Discussion in 'The Howard Stern Show' started by zhukov, Sep 2, 2016.
11 and a half hour cook.
She's resting now under foil. Can't wait to take a look at the inside.
All Labor Day weekend feast!
looks good what seasoning did you use?
texas bbq rub, original recipe. also rubbed a bit of Aleppo.
Anybody ever use a Coke to cook it in?
I'm making pork ribs Sunday night and am already excited
I use birch beer as a base for BBQ sauce.
Coke, brown sugar...
Looks awesome. A few questions
Did you use the crutch? If so foil or butcher paper?

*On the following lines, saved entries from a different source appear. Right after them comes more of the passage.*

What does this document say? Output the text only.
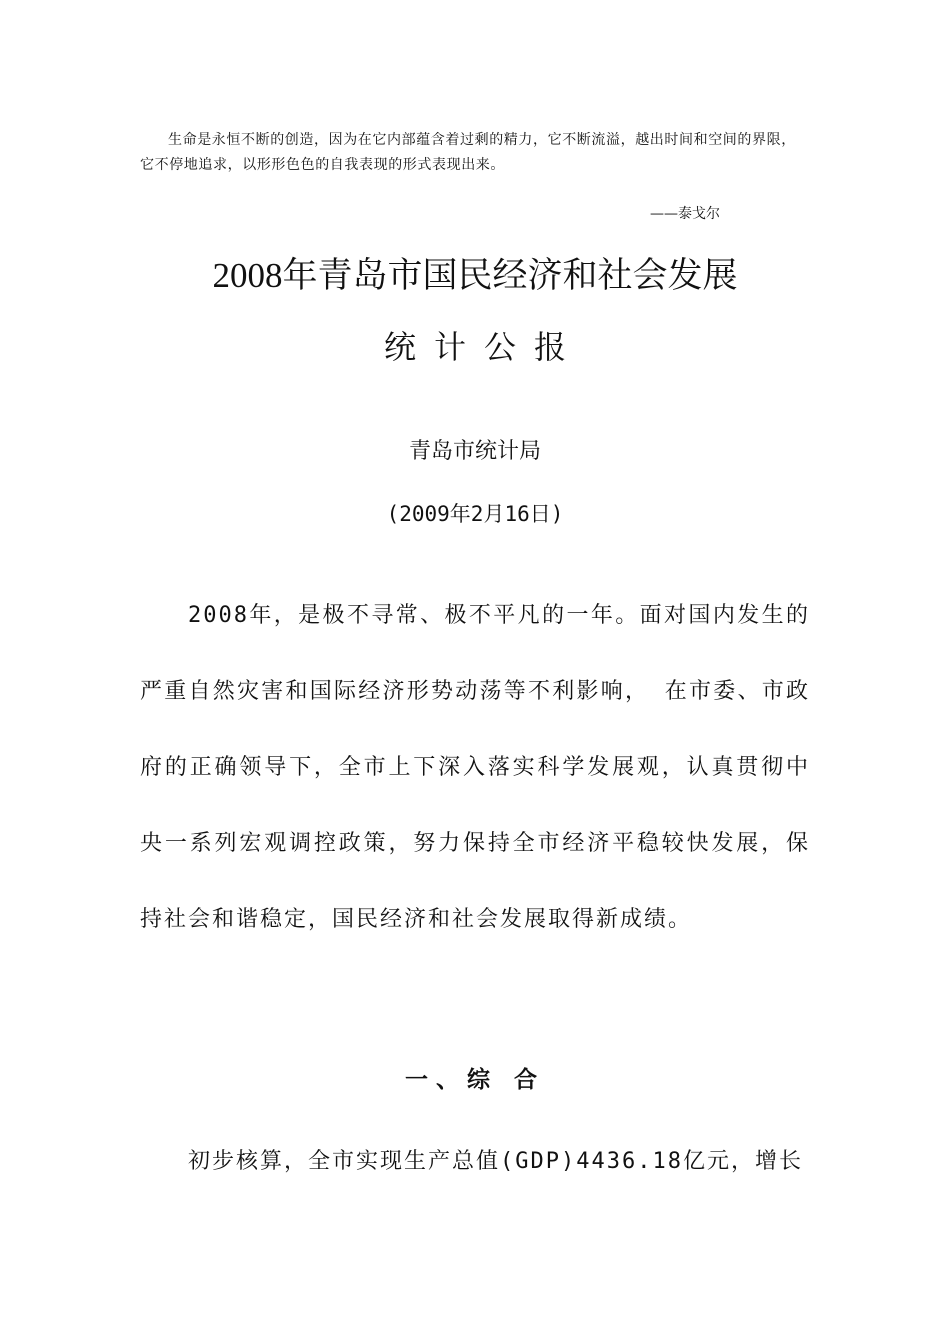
生命是永恒不断的创造，因为在它内部蕴含着过剩的精力，它不断流溢，越出时间和空间的界限，它不停地追求，以形形色色的自我表现的形式表现出来。

——泰戈尔

2008年青岛市国民经济和社会发展
统计公报

青岛市统计局

(2009年2月16日)

2008年，是极不寻常、极不平凡的一年。面对国内发生的严重自然灾害和国际经济形势动荡等不利影响， 在市委、市政府的正确领导下，全市上下深入落实科学发展观，认真贯彻中央一系列宏观调控政策，努力保持全市经济平稳较快发展，保持社会和谐稳定，国民经济和社会发展取得新成绩。

一、综 合

初步核算，全市实现生产总值(GDP)4436.18亿元，增长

What kind of smoker? (I use the snake method with charcoal)
Please tell me you made burnt ends with the point.
flat turned out nice, point should be good also.
I did not use the crutch on this because it was a whole brisket with a big fat cap. I trimmed it up some but left enough to keep things juicy.
If I was cooking just a flat, yes I wrap in foil about 2/3rds the way in.
Wood pellet Rec Tec.
I just ate a burnt end. Was good. No pics.
How do you like the pellet? Was thinking of getting one for myself. THh convenience factor combined with pellets burning so clean makes me really want one.
I also rubbed my meat today.
It's a bulletproof way to cook. Temps are rock solid so you don't have to worry about that like with a charcoal grill. Just stick a temp gauge in the meat and wait for it to reach where you want it.
I cooked this to 190. Then a one hour rest.
It's a clean smoke and a little bit milder overall than a charcoal grill. But I like it.